Shannon Wheeler read last–or rather, talked, and showed his sketchbooks and cartoons on a screen. He had just been to New Orleans with two dozen writers, artists, environmental journalists, and others to witness and document the Gulf oil spill. I could see how what he’d seen and what he had to say were just bursting out of him– he’s collaborating on a graphic novel, figuring it out as he goes. It was inspiring to see that passion, but also my chair was hard and it was almost 9:00, when I was supposed to meet Sang back at Powell’s for a ride home. I hope I’ll get to hear him again without the time crunch sometime. He’s getting cartooons into the New Yorker, which he says likes to get TEN CARTOONS A WEEK from contributors so they can really work with the cartoonists and develop a stable of regulars. Man, that must be a lot of work.
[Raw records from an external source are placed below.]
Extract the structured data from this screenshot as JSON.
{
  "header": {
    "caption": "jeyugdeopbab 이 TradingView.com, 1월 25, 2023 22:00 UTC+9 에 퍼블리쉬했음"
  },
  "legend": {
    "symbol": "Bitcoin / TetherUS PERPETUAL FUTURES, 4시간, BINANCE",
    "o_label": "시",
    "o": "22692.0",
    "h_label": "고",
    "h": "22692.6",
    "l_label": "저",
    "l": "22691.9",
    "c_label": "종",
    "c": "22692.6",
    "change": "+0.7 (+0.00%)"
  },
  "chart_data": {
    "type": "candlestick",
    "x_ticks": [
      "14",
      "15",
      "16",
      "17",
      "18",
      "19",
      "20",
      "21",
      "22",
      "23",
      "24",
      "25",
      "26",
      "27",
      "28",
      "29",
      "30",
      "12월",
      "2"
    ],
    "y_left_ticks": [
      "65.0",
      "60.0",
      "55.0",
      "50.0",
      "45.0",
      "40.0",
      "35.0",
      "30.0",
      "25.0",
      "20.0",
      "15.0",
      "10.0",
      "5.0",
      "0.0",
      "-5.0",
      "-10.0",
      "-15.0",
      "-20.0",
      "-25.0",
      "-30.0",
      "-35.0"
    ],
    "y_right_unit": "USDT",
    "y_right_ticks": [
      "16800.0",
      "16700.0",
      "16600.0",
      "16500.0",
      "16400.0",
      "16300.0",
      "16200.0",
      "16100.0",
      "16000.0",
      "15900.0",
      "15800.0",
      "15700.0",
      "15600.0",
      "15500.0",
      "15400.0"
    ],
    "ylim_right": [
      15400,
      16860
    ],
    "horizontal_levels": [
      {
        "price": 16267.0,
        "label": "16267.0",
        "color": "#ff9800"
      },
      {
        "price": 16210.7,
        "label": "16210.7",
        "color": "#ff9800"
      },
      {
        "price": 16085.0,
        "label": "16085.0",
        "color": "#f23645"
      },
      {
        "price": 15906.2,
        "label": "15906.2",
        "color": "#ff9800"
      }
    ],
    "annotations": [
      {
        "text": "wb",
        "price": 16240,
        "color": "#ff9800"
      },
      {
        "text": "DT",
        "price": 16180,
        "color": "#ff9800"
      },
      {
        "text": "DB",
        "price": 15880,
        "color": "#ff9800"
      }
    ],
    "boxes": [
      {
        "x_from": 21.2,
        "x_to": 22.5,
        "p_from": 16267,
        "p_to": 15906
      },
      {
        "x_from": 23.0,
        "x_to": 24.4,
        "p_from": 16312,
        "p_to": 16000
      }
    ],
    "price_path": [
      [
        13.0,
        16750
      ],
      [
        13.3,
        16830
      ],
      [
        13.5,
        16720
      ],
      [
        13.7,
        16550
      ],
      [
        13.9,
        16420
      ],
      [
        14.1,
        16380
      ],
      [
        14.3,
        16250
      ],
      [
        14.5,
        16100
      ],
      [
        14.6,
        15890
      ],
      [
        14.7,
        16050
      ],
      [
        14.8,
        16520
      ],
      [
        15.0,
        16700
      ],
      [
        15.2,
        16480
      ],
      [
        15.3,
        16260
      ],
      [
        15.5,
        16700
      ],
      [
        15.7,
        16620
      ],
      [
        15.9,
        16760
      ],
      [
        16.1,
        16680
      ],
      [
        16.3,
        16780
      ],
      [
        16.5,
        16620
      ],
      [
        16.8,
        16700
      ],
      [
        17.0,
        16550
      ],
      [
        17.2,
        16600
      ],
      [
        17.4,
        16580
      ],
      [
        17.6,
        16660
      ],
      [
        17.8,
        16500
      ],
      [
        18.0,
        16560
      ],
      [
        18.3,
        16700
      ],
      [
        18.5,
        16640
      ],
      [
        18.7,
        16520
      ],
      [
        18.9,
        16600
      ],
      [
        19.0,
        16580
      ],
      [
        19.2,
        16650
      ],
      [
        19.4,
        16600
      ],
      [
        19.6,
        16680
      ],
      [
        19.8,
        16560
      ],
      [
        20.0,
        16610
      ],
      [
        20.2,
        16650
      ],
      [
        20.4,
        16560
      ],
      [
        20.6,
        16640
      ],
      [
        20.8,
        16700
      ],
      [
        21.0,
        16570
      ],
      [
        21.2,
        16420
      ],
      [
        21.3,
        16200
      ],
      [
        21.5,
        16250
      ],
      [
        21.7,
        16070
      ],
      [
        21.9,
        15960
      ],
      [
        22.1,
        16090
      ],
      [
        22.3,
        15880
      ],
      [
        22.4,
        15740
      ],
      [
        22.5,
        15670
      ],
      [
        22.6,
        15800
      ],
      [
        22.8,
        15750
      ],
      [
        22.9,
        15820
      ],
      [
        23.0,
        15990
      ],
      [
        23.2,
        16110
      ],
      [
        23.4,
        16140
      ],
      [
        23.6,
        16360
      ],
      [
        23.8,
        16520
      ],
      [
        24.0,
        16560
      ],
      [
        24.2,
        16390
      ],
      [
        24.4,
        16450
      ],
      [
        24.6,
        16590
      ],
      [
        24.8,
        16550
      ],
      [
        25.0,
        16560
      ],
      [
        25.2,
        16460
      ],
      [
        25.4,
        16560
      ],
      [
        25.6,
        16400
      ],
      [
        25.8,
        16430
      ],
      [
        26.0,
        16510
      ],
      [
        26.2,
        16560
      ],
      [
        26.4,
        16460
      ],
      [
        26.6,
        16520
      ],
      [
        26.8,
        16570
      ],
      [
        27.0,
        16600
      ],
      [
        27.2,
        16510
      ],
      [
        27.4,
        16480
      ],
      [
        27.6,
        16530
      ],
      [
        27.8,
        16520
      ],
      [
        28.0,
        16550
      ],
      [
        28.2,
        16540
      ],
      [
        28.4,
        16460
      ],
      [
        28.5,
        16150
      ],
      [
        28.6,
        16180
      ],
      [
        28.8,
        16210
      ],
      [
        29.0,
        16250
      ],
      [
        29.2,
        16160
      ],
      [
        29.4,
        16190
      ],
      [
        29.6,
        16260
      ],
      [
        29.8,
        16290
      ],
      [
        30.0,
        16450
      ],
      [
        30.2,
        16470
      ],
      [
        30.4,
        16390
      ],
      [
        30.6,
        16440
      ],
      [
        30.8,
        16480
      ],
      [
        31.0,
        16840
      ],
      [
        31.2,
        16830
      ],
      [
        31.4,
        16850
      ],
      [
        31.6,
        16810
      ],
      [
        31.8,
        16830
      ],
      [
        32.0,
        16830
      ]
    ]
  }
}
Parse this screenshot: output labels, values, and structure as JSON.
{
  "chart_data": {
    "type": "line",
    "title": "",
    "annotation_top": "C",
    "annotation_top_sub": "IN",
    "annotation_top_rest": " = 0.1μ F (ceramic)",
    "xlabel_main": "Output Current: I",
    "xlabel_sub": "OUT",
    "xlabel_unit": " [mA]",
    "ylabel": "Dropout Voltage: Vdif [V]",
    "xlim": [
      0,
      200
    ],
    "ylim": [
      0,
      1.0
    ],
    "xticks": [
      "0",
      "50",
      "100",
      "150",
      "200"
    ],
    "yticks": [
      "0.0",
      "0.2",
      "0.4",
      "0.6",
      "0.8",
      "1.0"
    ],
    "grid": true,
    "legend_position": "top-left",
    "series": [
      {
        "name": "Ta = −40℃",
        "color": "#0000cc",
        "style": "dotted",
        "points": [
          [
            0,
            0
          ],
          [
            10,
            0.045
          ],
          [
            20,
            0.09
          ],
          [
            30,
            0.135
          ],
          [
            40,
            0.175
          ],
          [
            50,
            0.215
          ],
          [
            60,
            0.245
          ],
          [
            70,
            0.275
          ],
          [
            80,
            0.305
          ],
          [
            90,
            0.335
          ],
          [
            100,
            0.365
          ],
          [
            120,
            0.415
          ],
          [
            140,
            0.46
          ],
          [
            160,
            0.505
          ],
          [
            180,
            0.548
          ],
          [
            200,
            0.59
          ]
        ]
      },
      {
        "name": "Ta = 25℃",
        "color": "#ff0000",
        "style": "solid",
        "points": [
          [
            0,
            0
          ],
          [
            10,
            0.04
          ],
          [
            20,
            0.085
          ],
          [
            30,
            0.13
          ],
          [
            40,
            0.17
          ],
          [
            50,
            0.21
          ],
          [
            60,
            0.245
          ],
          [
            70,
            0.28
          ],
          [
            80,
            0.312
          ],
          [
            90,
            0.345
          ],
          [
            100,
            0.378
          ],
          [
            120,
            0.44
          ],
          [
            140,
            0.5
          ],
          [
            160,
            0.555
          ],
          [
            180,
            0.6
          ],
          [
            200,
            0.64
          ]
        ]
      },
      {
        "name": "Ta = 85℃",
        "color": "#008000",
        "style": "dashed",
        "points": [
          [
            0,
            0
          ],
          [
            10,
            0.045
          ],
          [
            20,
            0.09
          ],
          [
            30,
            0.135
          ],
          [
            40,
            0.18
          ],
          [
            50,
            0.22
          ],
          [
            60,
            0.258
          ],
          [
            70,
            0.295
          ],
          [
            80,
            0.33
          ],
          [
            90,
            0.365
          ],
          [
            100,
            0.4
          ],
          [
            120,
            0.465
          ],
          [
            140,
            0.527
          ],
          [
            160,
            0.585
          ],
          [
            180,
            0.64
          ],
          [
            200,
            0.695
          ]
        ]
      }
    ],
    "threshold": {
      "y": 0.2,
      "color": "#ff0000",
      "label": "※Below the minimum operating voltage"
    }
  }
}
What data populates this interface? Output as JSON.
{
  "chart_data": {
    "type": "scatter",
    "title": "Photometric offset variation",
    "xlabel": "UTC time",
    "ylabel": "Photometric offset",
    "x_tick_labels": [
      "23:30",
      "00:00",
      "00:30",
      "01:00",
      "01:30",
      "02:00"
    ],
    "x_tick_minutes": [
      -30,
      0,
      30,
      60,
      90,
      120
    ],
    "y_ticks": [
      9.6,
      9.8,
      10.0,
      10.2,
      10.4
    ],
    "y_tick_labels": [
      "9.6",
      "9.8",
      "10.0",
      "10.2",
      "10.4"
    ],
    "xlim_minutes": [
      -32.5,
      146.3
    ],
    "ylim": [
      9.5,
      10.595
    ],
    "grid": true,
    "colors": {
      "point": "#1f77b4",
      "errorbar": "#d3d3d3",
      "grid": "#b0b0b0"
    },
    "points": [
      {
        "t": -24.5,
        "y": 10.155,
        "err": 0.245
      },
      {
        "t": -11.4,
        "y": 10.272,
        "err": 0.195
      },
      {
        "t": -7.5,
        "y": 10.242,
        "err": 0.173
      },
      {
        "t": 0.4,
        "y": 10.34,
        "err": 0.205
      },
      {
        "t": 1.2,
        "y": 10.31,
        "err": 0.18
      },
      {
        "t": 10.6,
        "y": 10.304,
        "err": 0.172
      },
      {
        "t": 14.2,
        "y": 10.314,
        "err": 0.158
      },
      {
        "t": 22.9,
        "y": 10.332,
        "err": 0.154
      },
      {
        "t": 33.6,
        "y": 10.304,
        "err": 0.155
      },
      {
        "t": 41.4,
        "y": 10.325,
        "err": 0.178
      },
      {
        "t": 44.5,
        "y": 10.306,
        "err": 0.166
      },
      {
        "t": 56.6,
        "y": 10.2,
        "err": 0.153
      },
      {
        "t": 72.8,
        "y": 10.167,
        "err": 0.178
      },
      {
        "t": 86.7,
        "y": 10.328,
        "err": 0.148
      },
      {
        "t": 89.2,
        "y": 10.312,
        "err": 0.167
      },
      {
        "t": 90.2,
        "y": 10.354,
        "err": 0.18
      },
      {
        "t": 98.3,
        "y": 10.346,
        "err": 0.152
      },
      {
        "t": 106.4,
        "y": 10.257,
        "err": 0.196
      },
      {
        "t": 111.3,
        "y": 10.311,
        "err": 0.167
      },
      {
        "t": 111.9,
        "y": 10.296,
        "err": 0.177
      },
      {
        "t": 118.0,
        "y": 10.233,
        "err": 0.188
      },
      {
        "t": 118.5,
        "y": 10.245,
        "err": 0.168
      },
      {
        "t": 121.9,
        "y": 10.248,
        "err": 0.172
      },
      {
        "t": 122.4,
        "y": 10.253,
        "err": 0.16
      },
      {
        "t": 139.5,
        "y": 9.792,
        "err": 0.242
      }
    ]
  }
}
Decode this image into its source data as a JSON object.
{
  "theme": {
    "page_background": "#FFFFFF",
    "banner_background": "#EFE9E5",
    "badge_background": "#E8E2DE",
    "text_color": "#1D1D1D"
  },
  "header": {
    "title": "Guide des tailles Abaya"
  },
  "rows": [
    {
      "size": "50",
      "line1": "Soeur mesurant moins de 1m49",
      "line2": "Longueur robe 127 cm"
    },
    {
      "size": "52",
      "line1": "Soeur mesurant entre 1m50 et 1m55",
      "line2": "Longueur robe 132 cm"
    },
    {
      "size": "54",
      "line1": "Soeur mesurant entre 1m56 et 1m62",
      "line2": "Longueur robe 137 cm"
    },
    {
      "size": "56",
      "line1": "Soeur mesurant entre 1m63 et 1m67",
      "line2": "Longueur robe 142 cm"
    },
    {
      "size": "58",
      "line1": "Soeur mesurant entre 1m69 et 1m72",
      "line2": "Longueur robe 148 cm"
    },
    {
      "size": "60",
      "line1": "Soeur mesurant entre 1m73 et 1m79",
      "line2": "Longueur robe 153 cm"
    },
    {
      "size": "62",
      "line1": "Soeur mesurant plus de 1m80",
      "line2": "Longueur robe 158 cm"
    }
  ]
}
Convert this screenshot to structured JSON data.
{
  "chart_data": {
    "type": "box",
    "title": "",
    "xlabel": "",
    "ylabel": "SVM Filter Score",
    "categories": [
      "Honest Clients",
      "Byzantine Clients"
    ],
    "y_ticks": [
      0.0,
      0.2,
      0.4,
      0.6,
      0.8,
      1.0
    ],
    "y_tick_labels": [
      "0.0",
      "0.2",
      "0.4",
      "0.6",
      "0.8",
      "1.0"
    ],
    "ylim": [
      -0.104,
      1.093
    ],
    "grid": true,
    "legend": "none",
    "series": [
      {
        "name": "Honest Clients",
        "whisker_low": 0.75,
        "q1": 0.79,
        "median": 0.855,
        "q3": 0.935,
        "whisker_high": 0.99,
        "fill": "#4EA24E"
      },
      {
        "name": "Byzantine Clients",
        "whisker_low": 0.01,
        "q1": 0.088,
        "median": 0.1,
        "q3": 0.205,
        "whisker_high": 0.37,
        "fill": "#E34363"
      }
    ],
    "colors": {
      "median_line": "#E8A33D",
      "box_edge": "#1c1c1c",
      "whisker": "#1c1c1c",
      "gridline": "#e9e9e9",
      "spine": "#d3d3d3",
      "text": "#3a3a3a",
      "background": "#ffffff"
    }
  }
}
It was a long day, but I left looking forward to workshop this afternoon. I rode home with Sang and she let me unwind with a little Plants vs. Zombies on her computer while she knitted a hat for our neighbor’s baby shower this afternoon. Now I’m going for a run– nice not to have to get in in early before the heat anymore!–and before I know it will climb on a bus to head for the IPRC again.